Immunohistochemical staining for myosin heavy chain (MF20, red), laminin (green), and DAPI (blue) revealed the presence of small muscle fibers within the injury site in both the VML only (A-C) and VML+SMU (D-F) groups. These smaller fibers were noted at the 2-month (A,D), 4-month (B,E), and 6-month (C,F) recovery timepoints.
Fig 10
Fig 10. Neuromuscular junctions in the injury site.
Immunostaining of longitudinal sections for acetylcholine receptors (red), synaptic vesicle protein-2 (green), and neurofilament (green) was performed to identify the presence of neuromuscular junctions. We noted the presence of neuromuscular junctions (i.e. overlap of the pre and post-synaptic structures) in the contralateral muscles (A,D,G) as well as the injury site of the (H) VML Only group and (I) VML+SMU group at the 6mo. timpeoint. The small muscle fibers in the injury site do not appear to be fully innvervated at the (B-C) 2mo. and (E-F) 4mo. timpeoints. Scale bars = 50μm.
Fig 11
Fig 11. Fiber type analysis at the 6-month recovery timepoint.

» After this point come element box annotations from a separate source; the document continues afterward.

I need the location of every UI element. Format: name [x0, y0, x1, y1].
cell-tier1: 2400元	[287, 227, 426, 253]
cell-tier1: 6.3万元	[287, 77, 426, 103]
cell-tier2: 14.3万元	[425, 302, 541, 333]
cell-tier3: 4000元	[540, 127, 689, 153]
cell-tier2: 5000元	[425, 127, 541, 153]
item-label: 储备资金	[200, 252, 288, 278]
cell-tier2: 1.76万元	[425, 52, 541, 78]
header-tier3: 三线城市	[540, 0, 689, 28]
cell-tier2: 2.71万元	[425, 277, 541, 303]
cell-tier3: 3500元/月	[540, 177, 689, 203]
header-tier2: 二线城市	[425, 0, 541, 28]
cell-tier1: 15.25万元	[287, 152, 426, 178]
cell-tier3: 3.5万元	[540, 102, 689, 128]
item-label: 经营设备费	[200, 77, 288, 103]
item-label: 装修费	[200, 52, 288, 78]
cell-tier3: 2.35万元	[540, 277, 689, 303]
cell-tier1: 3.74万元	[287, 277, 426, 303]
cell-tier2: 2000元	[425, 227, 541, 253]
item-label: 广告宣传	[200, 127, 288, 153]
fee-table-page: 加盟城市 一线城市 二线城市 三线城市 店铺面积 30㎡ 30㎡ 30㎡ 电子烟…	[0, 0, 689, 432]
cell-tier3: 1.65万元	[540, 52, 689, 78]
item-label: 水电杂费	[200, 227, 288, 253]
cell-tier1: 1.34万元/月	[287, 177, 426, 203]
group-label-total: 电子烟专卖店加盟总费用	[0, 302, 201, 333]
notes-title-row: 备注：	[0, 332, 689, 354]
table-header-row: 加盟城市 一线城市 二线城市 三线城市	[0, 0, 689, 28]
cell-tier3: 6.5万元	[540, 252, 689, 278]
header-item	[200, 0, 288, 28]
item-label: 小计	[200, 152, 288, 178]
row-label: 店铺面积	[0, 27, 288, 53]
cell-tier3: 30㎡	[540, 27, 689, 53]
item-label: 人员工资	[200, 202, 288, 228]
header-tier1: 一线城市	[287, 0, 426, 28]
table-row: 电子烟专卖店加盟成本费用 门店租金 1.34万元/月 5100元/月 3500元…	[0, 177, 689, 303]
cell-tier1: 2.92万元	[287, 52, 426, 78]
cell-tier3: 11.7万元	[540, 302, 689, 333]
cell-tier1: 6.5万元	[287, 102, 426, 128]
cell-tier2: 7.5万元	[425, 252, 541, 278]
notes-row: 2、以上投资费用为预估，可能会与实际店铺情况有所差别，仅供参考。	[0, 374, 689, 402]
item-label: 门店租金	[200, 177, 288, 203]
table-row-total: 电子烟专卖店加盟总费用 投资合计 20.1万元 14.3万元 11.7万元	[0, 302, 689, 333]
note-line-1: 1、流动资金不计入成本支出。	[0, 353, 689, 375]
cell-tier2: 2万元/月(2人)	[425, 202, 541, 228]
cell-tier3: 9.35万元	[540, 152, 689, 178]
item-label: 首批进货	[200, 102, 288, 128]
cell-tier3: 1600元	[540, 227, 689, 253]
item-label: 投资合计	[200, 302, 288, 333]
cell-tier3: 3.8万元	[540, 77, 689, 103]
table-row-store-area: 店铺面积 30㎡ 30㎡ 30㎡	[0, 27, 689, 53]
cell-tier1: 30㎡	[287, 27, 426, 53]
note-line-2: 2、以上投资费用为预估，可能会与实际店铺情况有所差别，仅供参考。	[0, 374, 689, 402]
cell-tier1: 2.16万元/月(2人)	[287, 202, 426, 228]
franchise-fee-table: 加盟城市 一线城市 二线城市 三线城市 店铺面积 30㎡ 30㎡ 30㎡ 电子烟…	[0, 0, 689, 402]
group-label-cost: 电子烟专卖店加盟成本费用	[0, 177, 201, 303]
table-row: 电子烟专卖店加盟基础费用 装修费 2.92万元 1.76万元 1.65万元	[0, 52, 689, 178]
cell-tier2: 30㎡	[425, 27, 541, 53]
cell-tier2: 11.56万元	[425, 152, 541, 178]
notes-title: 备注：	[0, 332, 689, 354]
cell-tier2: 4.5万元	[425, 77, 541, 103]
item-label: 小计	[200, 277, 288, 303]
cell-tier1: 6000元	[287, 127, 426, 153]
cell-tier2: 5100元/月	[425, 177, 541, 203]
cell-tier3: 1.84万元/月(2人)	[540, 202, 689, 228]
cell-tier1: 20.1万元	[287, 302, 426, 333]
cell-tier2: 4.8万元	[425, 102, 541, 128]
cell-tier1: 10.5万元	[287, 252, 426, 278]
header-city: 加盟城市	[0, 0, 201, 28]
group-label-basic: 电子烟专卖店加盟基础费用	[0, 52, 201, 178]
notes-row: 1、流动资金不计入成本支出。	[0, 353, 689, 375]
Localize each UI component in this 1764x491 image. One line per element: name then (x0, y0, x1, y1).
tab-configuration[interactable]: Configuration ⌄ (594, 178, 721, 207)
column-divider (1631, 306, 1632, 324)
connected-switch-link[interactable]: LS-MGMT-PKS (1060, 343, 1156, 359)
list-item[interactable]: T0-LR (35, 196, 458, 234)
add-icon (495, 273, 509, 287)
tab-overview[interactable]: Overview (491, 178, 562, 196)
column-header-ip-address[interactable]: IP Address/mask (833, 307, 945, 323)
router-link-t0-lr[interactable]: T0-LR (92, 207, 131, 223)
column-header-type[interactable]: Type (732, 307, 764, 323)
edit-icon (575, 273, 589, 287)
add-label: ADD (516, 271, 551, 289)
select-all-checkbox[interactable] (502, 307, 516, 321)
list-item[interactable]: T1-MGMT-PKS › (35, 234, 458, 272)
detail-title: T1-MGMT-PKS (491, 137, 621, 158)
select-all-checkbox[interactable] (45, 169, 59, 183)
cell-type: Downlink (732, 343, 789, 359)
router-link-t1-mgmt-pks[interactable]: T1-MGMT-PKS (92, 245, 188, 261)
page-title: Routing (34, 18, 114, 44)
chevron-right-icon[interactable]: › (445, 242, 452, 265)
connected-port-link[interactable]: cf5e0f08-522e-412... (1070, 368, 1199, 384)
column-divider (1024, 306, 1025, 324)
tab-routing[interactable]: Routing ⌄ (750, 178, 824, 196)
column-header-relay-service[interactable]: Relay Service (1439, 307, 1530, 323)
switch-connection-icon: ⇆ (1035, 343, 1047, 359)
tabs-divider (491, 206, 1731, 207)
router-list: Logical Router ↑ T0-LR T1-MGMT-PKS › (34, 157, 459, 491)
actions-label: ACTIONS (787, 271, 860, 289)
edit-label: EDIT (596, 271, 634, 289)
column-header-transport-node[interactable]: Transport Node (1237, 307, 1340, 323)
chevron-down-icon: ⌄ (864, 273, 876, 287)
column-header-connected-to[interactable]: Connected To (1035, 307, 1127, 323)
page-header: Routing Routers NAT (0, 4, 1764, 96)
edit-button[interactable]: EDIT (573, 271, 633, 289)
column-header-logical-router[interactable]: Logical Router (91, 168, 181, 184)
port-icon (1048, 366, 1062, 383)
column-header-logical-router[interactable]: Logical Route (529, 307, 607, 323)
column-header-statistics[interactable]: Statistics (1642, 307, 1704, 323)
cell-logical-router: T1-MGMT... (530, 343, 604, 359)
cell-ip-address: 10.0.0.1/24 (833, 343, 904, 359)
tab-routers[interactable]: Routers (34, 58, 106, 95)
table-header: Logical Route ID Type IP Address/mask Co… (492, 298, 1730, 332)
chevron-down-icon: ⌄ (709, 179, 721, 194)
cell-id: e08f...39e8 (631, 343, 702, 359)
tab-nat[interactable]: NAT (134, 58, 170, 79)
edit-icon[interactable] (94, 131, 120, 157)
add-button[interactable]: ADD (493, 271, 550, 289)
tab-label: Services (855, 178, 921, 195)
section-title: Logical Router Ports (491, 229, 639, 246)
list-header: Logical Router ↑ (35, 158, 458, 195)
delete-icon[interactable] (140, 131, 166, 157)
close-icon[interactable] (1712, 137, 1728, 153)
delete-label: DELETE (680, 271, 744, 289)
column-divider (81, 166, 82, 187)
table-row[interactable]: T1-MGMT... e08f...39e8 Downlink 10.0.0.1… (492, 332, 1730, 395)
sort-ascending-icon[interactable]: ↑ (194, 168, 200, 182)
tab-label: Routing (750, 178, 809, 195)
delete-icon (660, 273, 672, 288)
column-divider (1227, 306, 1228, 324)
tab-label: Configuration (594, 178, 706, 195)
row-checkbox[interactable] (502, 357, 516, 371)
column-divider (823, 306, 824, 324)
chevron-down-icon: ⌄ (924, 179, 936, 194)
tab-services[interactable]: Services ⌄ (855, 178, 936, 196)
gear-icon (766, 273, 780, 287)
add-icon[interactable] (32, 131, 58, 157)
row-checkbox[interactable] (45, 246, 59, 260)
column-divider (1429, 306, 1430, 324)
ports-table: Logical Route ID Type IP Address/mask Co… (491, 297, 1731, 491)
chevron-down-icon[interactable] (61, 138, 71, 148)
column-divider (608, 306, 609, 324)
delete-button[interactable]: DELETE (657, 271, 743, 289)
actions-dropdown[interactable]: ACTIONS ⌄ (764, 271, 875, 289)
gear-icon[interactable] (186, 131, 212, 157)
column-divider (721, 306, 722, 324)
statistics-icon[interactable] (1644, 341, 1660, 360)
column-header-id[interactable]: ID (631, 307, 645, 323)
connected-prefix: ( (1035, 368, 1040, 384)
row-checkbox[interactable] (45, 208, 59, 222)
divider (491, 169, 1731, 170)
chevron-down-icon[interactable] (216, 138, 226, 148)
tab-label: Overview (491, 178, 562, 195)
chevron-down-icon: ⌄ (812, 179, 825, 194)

To note any changes to the fiber type of the msucle at the 6-month recovery timepoint, we performed immunostaining for fast myosin isoform (type II fibers, green) and slow myosin isoform (type I fibers, red) in the (A) contralateral, (B) VML Only, and (C) VML+SMU groups. Scale bars on A-C = 1000μm. (D) There was no significant difference in the percentage of the number of slow fibers between groups (P = 0.0807). (E) There was no significant difference in the percentage of the total area made up by slow fibers between groups (P = 0.3852).
Fig 12
Fig 12. Correlation between fiber grouping and force in the 6-month recovery group.
(A) There was no significant correlation between the number of grouped fibers and the percentage of force recovery in the 6-month recovery group as a whole (r = -0.2488, P = 0.4883, n = 10). (B) In the VML Only group, however, there was a significant negative correlation between the number of grouped fibers and the percentage of force recovery (r = -0.9506, P = 0.0131, n = 5). (C) In contrast, there was no significant correlation in the VML+SMU group (r = -0.1515, P = 0.8079, n = 5).
Fig 13
Fig 13. Intramuscular fat.
(A-I) Immunostaining for neurofilament (SMI312, green) and fat (perilipin, red) in muscle cross-sections showed the presence of intramuscular fat and nerve in the explanted muscles. Scale bars = 1000μm. (J) There was a significantly higher amount of intramuscular fat in the VML+SMU group compared to the contralateral muscle (P = 0.0334), while there was no significant difference in the amount of intramuscular fat between the VML Only group and the contralateral (P = 0.9666).